Across the US, the Construction industry has been hit harder than almost any other industry with a 27% unemployment rate. In Maryland, union labor accounts for only 12.6% of the private construction workforce. (Barry T. Hirsch and David A. Macpherson, "Union Membership and Coverage Database from the Current Population Survey: Note," Industrial and Labor Relations Review, Vol. 56, No. 2, January 2003, pp. 349-54.) The remaining 87.4% of the construction workforce would be eliminated from performing this work under the scheme of the yet to be seen legislation.  According to news reports, Councilman Henry has indicated that his goal was simply to “get more Baltimoreans employed.” (”Union laborers would be first in line for city projects under new bill,” Baltimore Sun, 3/8/10). The Councilman’s motives aside, whenever the government intends to interfere in the marketplace, its methods must be scrutinized for their effects upon those they intend to affect.

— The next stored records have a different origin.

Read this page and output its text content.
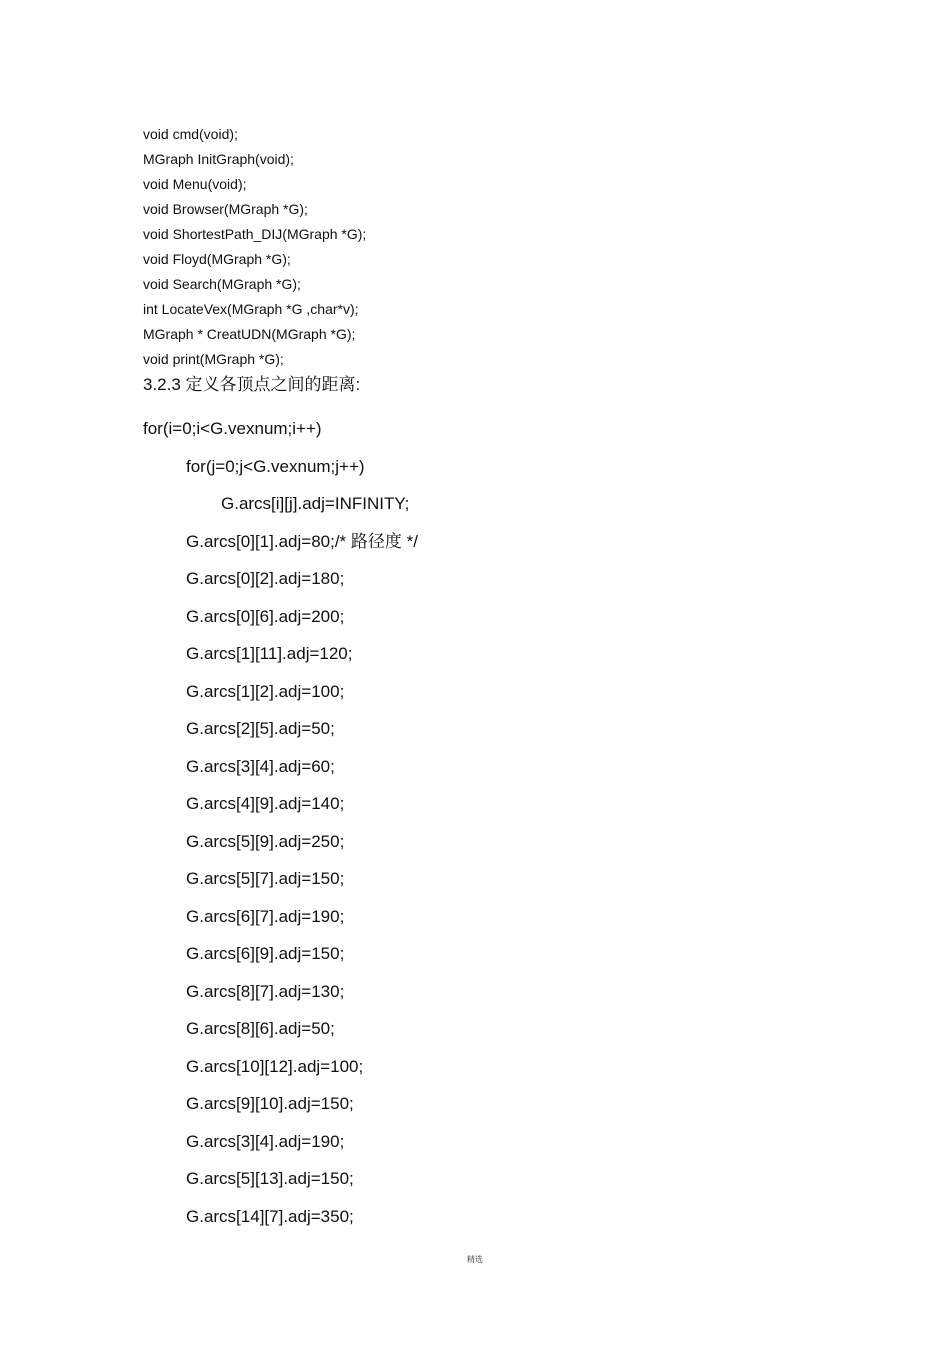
void cmd(void);
MGraph InitGraph(void);
void Menu(void);
void Browser(MGraph *G);
void ShortestPath_DIJ(MGraph *G);
void Floyd(MGraph *G);
void Search(MGraph *G);
int LocateVex(MGraph *G ,char*v);
MGraph * CreatUDN(MGraph *G);
void print(MGraph *G);
3.2.3 定义各顶点之间的距离:
for(i=0;i<G.vexnum;i++)
for(j=0;j<G.vexnum;j++)
G.arcs[i][j].adj=INFINITY;
G.arcs[0][1].adj=80;/* 路径度 */
G.arcs[0][2].adj=180;
G.arcs[0][6].adj=200;
G.arcs[1][11].adj=120;
G.arcs[1][2].adj=100;
G.arcs[2][5].adj=50;
G.arcs[3][4].adj=60;
G.arcs[4][9].adj=140;
G.arcs[5][9].adj=250;
G.arcs[5][7].adj=150;
G.arcs[6][7].adj=190;
G.arcs[6][9].adj=150;
G.arcs[8][7].adj=130;
G.arcs[8][6].adj=50;
G.arcs[10][12].adj=100;
G.arcs[9][10].adj=150;
G.arcs[3][4].adj=190;
G.arcs[5][13].adj=150;
G.arcs[14][7].adj=350;
精选
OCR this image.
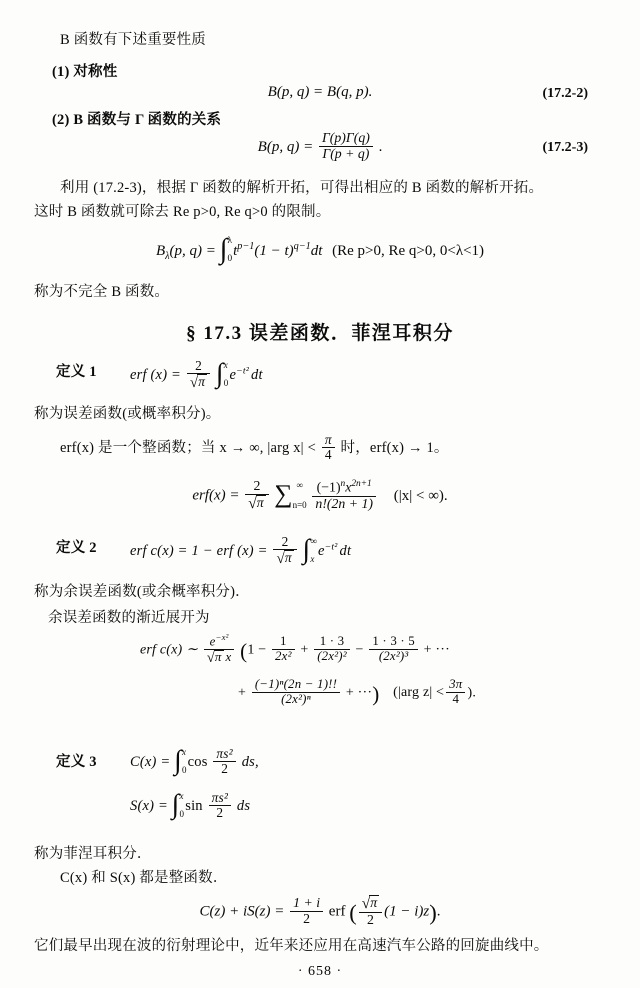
B 函数有下述重要性质
(1) 对称性
B(p, q) = B(q, p).	(17.2-2)
(2) B 函数与 Γ 函数的关系
B(p, $q) = \frac{\Gamma(p)\Gamma(q)}{\Gamma(p + q)}$ .	(17.2-3)
利用 (17.2-3)，根据 Γ 函数的解析开拓，可得出相应的 B 函数的解析开拓。
这时 B 函数就可除去 Re p>0, Re q>0 的限制。
$B_\lambda(p$, q) = ∫ λ
0
$t^{p-1}(1 - t)^{q-1}dt$ (Re p>0, Re q>0, 0<λ<1)
称为不完全 B 函数。
§ 17.3 误差函数．菲涅耳积分
定义 1 erf $(x) = \frac{2}{√\pi}$ ∫ x
0
$e^{-t^2}$ dt
称为误差函数(或概率积分)。
erf(x) 是一个整函数；当 x → ∞, |arg $x| < \frac{\pi}{4}$ 时，erf(x) → 1。
$erf(x) = \frac{2}{√\pi}$ ∑ ∞
n=0
$\frac{(-1)^nx^{2n+1}}{n!(2n + 1)} (|x|$ < ∞).
定义 2 erf c(x) = 1 − erf $(x) = \frac{2}{√\pi}$ ∫ ∞
x
$e^{-t^2}$ dt
称为余误差函数(或余概率积分)．
余误差函数的渐近展开为
erf c(x) ∼ $\frac{e^{-x^2}}{\text{√π x}} (1 - \frac{1}{\text{2x²}} + \frac{1 \cdot 3}{\text{(2x²)²}} - \frac{1 \cdot 3 \cdot 5}{\text{(2x²)³}}$ + ···
+ $\frac{\text{(−1)ⁿ(2n − 1)!!}}{\text{(2x²)ⁿ}}$ + ···) (|arg $z| < \frac{3\pi}{4}$ ).
定义 3 C(x) = ∫ x
0
$\cos \frac{\text{πs²}}{2}$ ds,
S(x) = ∫ x
0
$\sin \frac{\text{πs²}}{2}$ ds
称为菲涅耳积分．
C(x) 和 S(x) 都是整函数．
$C(z) + iS(z) = \frac{1 + i}{2}$ erf ( $\frac{√\pi}{2} (1 - i)z$).
它们最早出现在波的衍射理论中，近年来还应用在高速汽车公路的回旋曲线中。
· 658 ·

Under the reported scheme in this instance, the goal of employing more Baltimore residents will likely be thwarted by the mere fact that local union companies simply do not have enough union laborers to provide for the labor needs of city-sponsored projects. Accordingly, after the available pool of local union labor would be exhausted, the unions would be forced to bring in labor form outside of the jurisdiction. At the same time, local non-union companies would be completely eliminated from the same project despite its vast pool of local laborers (most of whom are participating in non-union apprenticeship and training programs) whose only discriminating characteristic is their decision not to join a labor union.
There are reasons why Unions provide value to their members and to the projects they construct.  Traditionally, labor unions have provided robust apprenticeship training and provided flexibility for employers to increase their labor pools as necessary with local hiring halls. However in the last 30 years, many non-union trade groups have developed their own robust training and apprenticeship programs and provide staffing services which rival those provided by the unions.   Accordingly, the implied benefits being proposed currently (local firms hiring and training local labor) can be achieved by a mix of union and non-union labor on projects without the need to restrict competition and opportunities for local non-union businesses. These goals can be met though fair and balanced incentives for businesses to hire and train local people for local projects. 
I can see no reason why Baltimore or any other branch of Government would endeavor to limit the employment opportunities for its unemployed constituents based upon their ability or desire to join a labor union. The taxes paid by the citizens of those jurisdictions (including those resident laborers affected by this legislation) should not be used to artificially exclude hardworking people from participating in the coming economic recovery.
It will be interesting to see how Baltimore chooses to proceed in this defining moment.
The opinions expressed in this blog are the opinions of the Author only and are not the opinions of Harrison Law Group, its partners, or its employees.